The 2018 Gold Coast edition saw a large-scale agitation during the opening ceremony, indigenous protesters labelling the Games the Stolenwealth Games — a means of sports washing centuries of oppression. While there was no doubt about the sporting spectacle of the event, questions abound over the Games’ future.
And while a revamp is in order — more so in the aftermath of mass movements recognising past injustices — in the short term any cancellation would affect the athletes (as usual), first up. “I won’t lie, the Olympics are a matter of timing, luck, and many more high-level things,” Soniya says. “It is not easy to get a medal there. And medals, frankly, result in jobs.”
INDIA’s MEDAL HOPES
P V Sindhu (badminton): Despite her many glorious achievements, astonishingly enough, Sindhu has never won a Commonwealth gold (she has one silver and one bronze), a fact she will be desperate to rectify. India’s flag bearer is also in a rich vein of form although the effects of a Covid-19 scare are yet unknown.

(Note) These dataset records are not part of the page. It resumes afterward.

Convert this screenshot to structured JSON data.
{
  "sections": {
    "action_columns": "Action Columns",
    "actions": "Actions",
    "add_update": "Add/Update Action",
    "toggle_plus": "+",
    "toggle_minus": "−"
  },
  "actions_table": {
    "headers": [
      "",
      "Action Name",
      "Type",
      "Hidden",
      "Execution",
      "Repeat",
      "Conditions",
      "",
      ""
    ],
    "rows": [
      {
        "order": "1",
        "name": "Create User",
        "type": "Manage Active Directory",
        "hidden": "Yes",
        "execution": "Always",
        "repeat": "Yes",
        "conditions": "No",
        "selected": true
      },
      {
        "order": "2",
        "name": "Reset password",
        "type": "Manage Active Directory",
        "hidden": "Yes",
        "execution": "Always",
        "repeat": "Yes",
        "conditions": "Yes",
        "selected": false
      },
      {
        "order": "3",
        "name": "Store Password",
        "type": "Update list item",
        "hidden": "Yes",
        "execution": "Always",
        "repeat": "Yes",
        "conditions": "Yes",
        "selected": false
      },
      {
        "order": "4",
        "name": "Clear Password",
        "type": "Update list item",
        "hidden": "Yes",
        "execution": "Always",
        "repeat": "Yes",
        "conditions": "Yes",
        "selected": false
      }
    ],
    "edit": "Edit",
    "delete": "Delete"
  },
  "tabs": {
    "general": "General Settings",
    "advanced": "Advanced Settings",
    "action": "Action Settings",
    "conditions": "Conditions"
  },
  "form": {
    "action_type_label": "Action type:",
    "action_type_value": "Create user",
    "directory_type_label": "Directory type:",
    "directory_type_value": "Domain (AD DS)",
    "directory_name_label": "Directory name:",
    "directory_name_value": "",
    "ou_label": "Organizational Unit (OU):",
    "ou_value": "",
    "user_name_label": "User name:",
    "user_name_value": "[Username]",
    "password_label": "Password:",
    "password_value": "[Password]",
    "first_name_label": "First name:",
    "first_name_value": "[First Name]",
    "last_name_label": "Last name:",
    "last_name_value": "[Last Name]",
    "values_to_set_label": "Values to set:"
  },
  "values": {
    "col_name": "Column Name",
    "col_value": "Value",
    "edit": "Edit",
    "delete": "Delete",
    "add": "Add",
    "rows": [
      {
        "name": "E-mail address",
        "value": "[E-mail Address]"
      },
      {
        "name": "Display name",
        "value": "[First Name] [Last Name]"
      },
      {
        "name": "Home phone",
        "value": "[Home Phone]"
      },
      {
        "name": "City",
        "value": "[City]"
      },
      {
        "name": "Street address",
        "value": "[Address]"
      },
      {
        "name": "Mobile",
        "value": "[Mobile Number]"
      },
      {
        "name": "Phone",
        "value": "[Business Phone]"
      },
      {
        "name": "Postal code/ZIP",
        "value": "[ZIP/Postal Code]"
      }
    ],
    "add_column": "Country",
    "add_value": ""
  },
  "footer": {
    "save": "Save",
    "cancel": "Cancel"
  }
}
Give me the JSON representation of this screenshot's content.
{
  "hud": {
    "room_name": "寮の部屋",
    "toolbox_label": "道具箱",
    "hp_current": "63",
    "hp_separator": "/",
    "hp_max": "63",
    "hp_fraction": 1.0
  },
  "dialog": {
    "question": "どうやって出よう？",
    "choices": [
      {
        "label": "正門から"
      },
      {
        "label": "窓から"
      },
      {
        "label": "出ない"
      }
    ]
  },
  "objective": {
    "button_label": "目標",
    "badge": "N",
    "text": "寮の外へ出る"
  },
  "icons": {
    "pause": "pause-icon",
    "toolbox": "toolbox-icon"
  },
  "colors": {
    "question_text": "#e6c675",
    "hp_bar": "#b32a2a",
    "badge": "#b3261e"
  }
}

Nikhat Zareen (boxing): World champion, biryani fiend and Twitter legend, Zareen will make her debut at the Games in Birmingham. She goes into the event among the favourites, and has done so without having to bear the brunt of a trial after Mary Kom’s injury. If she can follow her World Champs gold with a medal here, she’d cement herself as the best Indian woman boxer around, bar one.
Mirabai Chanu (weightlifting): Chanu holds every Commonwealth Games record possible in the 48kg category at the Games and will hope to take an unprecedented third gold in the event. While nothing is guaranteed in elite sport, Chanu’s stiffest competition is, literally, herself. “Obviously I have the record in my thoughts, but we are also planning for the World Champs so might adjust accordingly,” she said.
India women’s cricket: Cricket may never be a part of the Olympic programme, but that is perhaps why the Commonwealth exists. The T20 format for women only makes its debut at the Games and it’s hard to look beyond Smriti Mandhana and co. when it comes to a medal.
Ravi Dahiya (wrestling): The lone man to make our list, and for good reason. Dahiya’s photograph adorns the halls of the Chhatrasal Stadium in Delhi. The Tokyo silver medallist won gold at the Asian Championships earlier this year, and seems to be in good nick. Wrestling is not part of the Durban programme (for now), so this may well be his one and only chance to win one at the Games.